En premier lieu, qu’est-ce qui autorise Bernard Antony à traiter Donald Trump de « brutal » ? Rien dans l’action de Donald Trump depuis son élection. Au contraire, vu de la droite américaine, les griefs qui lui sont faits résident dans la tiédeur de ses réactions face à la meute haineuse qui l’assaille depuis le début de sa campagne c’est à dire depuis presque quatre ans. Pas uns loi scélérate qui se fut vu opposer son véto, une prudence dans la menée de sa politique étrangère qui l’empêcha de mettre en œuvre ses promesses de campagne : Retrait de Syrie et d’Afghanistan, souhait d’un dialogue avec la Russie de Poutine (en panne pour cause de soupçon de collusion russe pour laquelle on a nommé un procureur spécial Robert Mueller), non érection d’un mur à la frontière mexicaine (Pour lequel il a accepté la loi dite « Border bill » tout en déclarant le lendemain « l’état d’urgence nationale pour la protection de la frontière »  que la gauche et l’establishment républicain n’ont de cesse d’attaquer à coups de résolution et de procès).

 

Où est la brutalité.
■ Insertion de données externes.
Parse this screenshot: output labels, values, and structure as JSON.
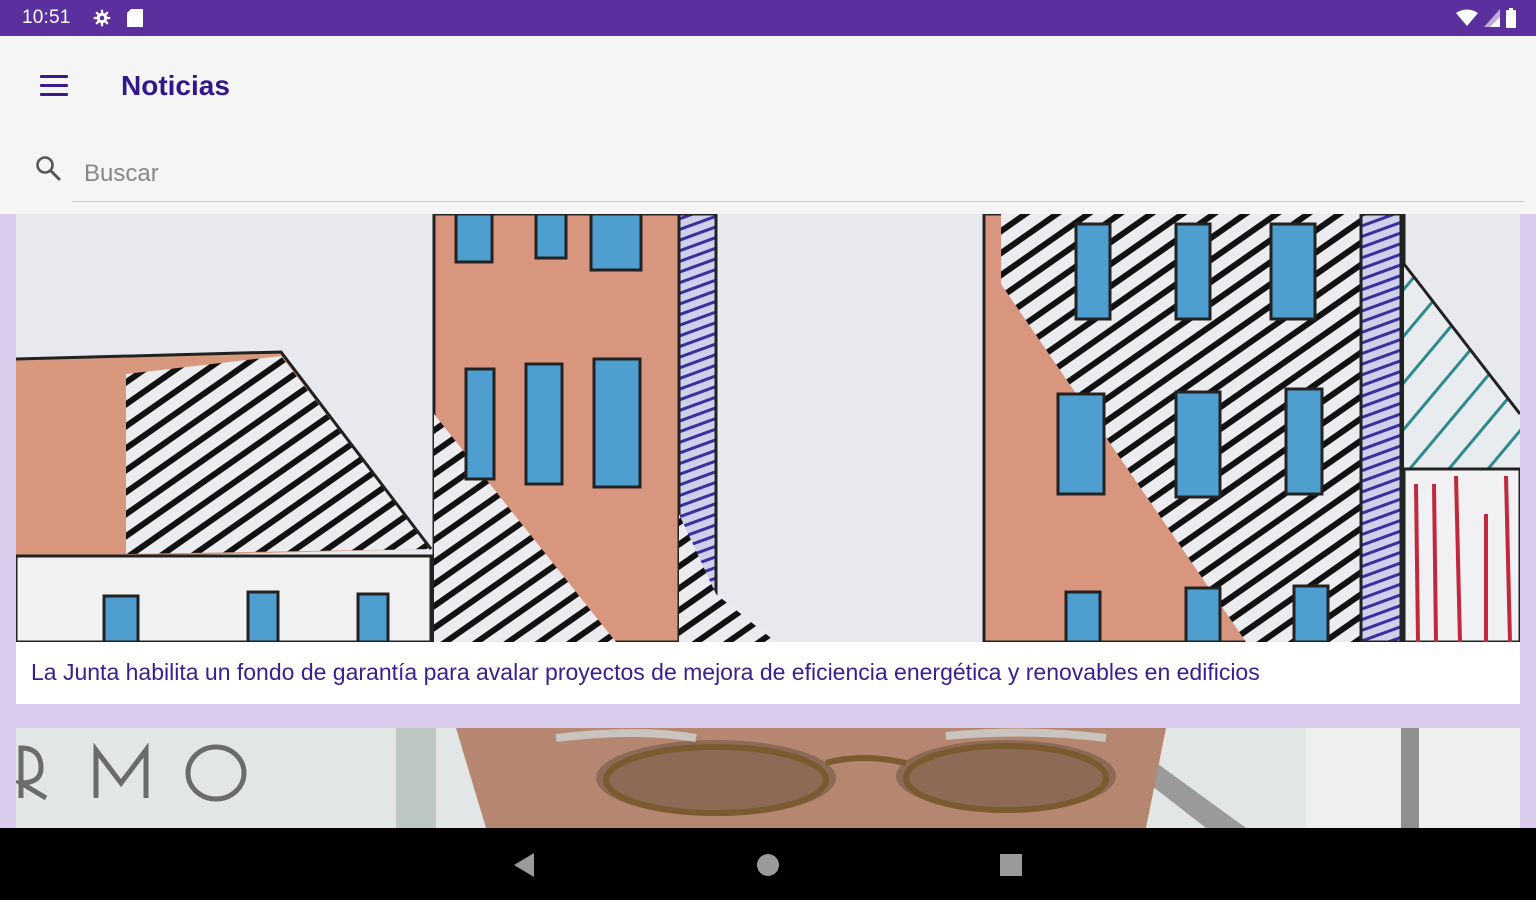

Certes pas non plus au Moyen-Orient (à part quelques tomahawks tirés sur des cibles vides en Syrie après des accusations fausses d’attaques chimiques par Assad) d’où il veut retirer les troupes américaines contre l’avis du Pentagone et pour lequel retrait il a demandé la démission du général Mathis.

 

Bernard Antony doit avoir une recette miracle pour résoudre les crises du Levant dont Trump ignore tout car il est un imbécile, et du moins est-ce la thèse sous-jacente à ce paragraphe insultant.

 

Quant aux « tweets » dont le président use pour que sa pensée soit connue de son électorat malgré les tourbillons empoisonnés de la politique américaine dont TOUS les médias inondent l’écrit et l’audio-visuel, ils sont la soupapes de sécurité qui le maintient à flot dans les sondages de popularité. Il faudrait donc qu’il s’en passe pour disparaître et être éliminé ?

 

Ce président est contre la politique mortifère qui détruit la famille, entrave les libertés et jouit d’avance de la submersion des Etats-Unis par les foules du tiers-monde.

 

Est-ce faire preuve de brutalité que d’être pro-vie ? Non, et faudrait un peu plus de cette « brutalité » pour que l’Amérique qui commence à s’ébrouer retrouve le bon sens d’un peuple qui s’est forgé depuis des siècles et qu’on cherche à entrainer vers sa mort historique.